Before the crowd filtered into the Dennison Theater on Tuesday, Maria Cole made the rounds in a hurried meet-and-greet, and to brace for the night ahead.
Over the past several weeks, the longtime University of Montana benefactor had received her share of criticism for inviting provocateur Mike Adams to speak under the lecture series that carries her deceased husband’s name.
While that wasn’t easy, Cole stayed the course for a cause that she — and her husband — believed in: the rights protected under the First Amendment. The resulting controversy was just what she’d been looking for — a topic to get people talking.
“It’s a constitutional right and privilege,” Cole said before the event. “Plus, my husband would never have allowed censorship. He was all about the First Amendment and he was true to it. I have to honor him by standing up and doing the right thing.”
Jeff Cole, a University of Montana alumni, was the aviation and aerospace editor at the Wall Street Journal when he died in a Colorado plane crash at the age of 45. Maria Cole said he was at the “top of his game” when the accident occurred. He’d written several hundred articles in the Wall Street Journal and went about his job with meticulous detail, fairness and thoroughness, she said.
Before Tuesday night, the Jeff Cole Memorial Lecture had gone off without a hitch for nine years, though the crowds were decidedly smaller. That changed when several hundred people packed the Dennison Theater on the University of Montana campus to hear Adams profess his version of free speech and the alleged threats it faces in higher education.
While Adams has been panned by some as a divisive bigot looking for a stage, he offers what others view as the unsaid truth. In looking to schedule a speaker for the 10th annual Cole lecture, Adams’ provocation checked all the boxes.
“I was really looking for someone who could really do well with freedom of speech and be a little controversial,” Maria Cole said. “Free expression means free expression on all sides of the spectrum. We wanted a provocative speaker and I discussed this in collaboration with the children.”
Cole said she found Adams through an entertainment management firm, which sent her several dozen clips and bios of potential speakers. She spent days poring over the material, and it was Adams who caught her eye.
“When I hit on Mike Adams, I knew that he was the one,” she said. “I know it’s difficult for some people to accept, but again, it’s about free speech, and I have to honor that.”
For many in attendance on Tuesday night, Adams’ conservative take on speech and its limits marked a refreshing change from what some described as the status quo — that stubborn reputation that suggests college campuses are a nest of liberal thinking.
As the hour counted down before the forum began and security tightened, Cole was greeted as something of a hero. In a video message, U.S. Sen. Steve Daines, R-Mont., praised her for “standing for what’s right,” and University District resident Jane Rectenwald sought her out to shake her hand.

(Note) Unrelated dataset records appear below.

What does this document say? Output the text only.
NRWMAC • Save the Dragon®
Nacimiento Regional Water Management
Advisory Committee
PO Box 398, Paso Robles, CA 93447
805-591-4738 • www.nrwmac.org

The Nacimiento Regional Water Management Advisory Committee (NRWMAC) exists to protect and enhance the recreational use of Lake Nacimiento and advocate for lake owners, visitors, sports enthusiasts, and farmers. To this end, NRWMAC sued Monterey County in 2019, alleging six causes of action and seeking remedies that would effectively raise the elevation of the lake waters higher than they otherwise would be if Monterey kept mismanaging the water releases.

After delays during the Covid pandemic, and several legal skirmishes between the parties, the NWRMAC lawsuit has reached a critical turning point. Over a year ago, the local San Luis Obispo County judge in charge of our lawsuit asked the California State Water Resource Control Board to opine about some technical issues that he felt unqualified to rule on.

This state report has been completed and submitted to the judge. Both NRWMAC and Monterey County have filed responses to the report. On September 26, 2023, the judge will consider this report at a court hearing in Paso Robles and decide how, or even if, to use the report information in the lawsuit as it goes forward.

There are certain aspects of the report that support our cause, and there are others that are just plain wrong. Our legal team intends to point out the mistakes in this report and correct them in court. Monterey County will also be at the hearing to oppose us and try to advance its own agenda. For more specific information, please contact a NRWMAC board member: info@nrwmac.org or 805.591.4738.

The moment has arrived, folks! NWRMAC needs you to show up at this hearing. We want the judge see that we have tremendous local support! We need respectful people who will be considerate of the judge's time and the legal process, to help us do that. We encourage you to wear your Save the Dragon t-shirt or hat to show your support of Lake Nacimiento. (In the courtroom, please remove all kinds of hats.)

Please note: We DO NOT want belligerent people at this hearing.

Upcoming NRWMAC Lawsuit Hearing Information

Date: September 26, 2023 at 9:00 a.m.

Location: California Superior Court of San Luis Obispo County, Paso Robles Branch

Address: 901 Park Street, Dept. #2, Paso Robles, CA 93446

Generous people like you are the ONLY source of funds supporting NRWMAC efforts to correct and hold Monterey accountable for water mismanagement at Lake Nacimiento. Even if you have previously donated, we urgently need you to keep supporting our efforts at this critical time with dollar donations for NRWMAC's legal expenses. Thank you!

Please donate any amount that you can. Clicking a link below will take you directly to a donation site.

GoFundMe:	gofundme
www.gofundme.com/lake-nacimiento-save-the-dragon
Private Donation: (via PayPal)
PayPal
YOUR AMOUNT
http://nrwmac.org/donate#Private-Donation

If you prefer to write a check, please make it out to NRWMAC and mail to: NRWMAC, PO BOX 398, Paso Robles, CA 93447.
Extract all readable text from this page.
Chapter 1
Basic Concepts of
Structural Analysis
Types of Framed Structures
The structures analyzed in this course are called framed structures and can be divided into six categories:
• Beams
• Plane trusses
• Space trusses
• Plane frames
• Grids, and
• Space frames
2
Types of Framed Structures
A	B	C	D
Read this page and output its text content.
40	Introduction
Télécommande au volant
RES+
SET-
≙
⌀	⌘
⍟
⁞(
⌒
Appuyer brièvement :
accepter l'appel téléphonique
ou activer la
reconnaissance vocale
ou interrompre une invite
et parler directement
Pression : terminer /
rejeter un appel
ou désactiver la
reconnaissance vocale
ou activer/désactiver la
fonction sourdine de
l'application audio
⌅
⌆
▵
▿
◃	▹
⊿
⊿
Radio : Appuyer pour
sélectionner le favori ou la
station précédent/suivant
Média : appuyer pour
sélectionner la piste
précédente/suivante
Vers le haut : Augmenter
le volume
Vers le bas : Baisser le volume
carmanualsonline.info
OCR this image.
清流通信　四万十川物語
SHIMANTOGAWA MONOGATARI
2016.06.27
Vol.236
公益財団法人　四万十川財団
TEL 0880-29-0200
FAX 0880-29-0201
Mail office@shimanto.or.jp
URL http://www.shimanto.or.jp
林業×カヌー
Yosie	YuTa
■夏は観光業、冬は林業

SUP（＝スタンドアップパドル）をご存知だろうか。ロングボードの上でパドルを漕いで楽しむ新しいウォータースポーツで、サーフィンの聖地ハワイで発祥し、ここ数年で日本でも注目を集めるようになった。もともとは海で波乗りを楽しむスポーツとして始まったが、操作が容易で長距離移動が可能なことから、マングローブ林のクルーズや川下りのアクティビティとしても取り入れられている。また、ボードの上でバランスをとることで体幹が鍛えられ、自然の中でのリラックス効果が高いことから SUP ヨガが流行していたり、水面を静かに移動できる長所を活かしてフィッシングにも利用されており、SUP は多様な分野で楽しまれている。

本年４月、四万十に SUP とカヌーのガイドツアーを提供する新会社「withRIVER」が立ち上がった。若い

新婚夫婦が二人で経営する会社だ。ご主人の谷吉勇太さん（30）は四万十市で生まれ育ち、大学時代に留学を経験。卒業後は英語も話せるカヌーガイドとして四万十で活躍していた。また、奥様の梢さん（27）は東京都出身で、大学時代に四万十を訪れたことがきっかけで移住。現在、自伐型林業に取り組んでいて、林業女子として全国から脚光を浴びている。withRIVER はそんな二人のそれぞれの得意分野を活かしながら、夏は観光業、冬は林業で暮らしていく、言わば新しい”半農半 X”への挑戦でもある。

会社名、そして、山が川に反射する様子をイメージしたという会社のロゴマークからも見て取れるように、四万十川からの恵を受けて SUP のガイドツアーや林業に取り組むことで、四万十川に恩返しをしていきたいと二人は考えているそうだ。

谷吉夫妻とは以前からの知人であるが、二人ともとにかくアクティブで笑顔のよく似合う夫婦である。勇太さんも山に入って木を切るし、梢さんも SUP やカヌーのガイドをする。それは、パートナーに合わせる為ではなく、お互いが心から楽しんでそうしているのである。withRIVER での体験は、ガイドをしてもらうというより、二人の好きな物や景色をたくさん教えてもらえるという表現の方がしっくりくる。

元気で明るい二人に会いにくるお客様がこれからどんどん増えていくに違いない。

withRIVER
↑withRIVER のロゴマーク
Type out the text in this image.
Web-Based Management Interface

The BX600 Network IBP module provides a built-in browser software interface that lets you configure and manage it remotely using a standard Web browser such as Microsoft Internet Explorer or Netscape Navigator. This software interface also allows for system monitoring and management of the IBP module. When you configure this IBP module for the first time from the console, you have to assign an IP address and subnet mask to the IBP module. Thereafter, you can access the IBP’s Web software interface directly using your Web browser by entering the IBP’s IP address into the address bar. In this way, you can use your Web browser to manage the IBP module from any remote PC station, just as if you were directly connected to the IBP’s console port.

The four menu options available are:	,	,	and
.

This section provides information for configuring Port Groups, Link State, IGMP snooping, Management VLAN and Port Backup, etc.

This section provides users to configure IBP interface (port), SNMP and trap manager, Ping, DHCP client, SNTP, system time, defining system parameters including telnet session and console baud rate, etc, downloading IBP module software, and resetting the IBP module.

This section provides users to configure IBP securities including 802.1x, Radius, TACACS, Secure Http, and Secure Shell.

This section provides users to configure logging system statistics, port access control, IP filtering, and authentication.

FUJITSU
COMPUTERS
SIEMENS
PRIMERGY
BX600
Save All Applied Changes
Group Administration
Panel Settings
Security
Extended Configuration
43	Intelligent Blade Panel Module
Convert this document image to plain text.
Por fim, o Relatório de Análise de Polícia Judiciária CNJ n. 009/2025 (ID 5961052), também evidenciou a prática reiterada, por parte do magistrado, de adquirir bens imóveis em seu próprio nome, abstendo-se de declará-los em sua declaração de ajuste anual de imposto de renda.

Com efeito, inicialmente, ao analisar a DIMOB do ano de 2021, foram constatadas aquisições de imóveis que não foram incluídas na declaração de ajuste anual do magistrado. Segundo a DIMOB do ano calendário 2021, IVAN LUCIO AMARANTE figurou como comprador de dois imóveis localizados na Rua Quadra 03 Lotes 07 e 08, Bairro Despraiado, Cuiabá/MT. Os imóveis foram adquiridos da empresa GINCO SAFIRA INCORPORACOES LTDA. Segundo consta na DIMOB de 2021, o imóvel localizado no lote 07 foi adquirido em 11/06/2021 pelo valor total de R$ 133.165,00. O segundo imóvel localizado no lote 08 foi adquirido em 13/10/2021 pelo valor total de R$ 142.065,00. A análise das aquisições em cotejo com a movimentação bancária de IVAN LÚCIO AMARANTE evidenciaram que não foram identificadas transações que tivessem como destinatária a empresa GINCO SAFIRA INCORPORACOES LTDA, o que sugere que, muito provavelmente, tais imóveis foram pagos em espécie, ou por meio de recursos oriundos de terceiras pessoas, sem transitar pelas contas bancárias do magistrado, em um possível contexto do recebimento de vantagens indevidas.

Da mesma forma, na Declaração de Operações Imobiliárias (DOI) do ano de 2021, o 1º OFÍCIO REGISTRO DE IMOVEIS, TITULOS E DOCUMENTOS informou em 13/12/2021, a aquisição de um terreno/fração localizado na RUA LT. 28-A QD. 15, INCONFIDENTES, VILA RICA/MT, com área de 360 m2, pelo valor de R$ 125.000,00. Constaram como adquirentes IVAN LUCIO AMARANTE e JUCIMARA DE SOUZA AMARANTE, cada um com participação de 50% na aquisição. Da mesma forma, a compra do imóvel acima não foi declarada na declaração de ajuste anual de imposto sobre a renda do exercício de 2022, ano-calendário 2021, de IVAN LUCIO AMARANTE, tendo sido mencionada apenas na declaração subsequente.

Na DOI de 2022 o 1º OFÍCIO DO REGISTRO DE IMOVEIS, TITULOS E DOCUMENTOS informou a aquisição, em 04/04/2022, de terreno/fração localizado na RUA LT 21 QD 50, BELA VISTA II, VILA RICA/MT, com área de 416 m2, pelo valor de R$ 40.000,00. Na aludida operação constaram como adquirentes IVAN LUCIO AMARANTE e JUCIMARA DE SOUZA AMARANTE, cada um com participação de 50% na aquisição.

“I don’t come to many things at UM because they’re usually one-sided,” said Rectenwald. “I’ve sat through enough programs to realize that I want to hear things where lots of people have ideas. So I’m delighted Maria stood her ground.”
Rectenwald, along with several others, expressed a vague familiarity with Adams’ controversial spin and the language that has earned him a bigoted reputation in the national media — and popularity among staunch conservatives.
“I think this idea of safe spaces at universities is childish,” Rectenwald said. “It’s not what intellectual people throughout the ages have welcomed. That’s what education is, being challenged to think about something differently that you have before.”
Those feelings weren’t shared by others, who asked how “some rich gal” like Cole can unilaterally decide who speaks on campus under the guise of free speech. “Bigots can come and spread their hate as long as they have a rich sponsor?” asked one.
G.E. Wiggin, who was ejected from the forum, offered similar sentiments.
“A community representative of the university, Maria Cole, invited a person who actively pushes hate speech in dog-whistle form, and who’s very selective in the way he speaks about free speech,” Wiggins said outside the venue. “He makes gross comparisons that don’t compare realistically, and it’s misleading and troubling.”
When asked if free speech had limits, Cole said yes, adding that speech that incites violence isn’t protected. While she doesn’t agree with everything Adams says, she believes each individual can decide for themselves if it’s right for them, or not.
She may also reconsider her relationship with UM and her role in sponsoring the annual lecture, she said.
“It’s been difficult,” Cole said. “We will definitely continue the Jeff Cole Scholarship for sure. But the children and I are going to reevaluate things and explore where we can do the most good. So there might be some changes, but we’ll certainly decide that later.”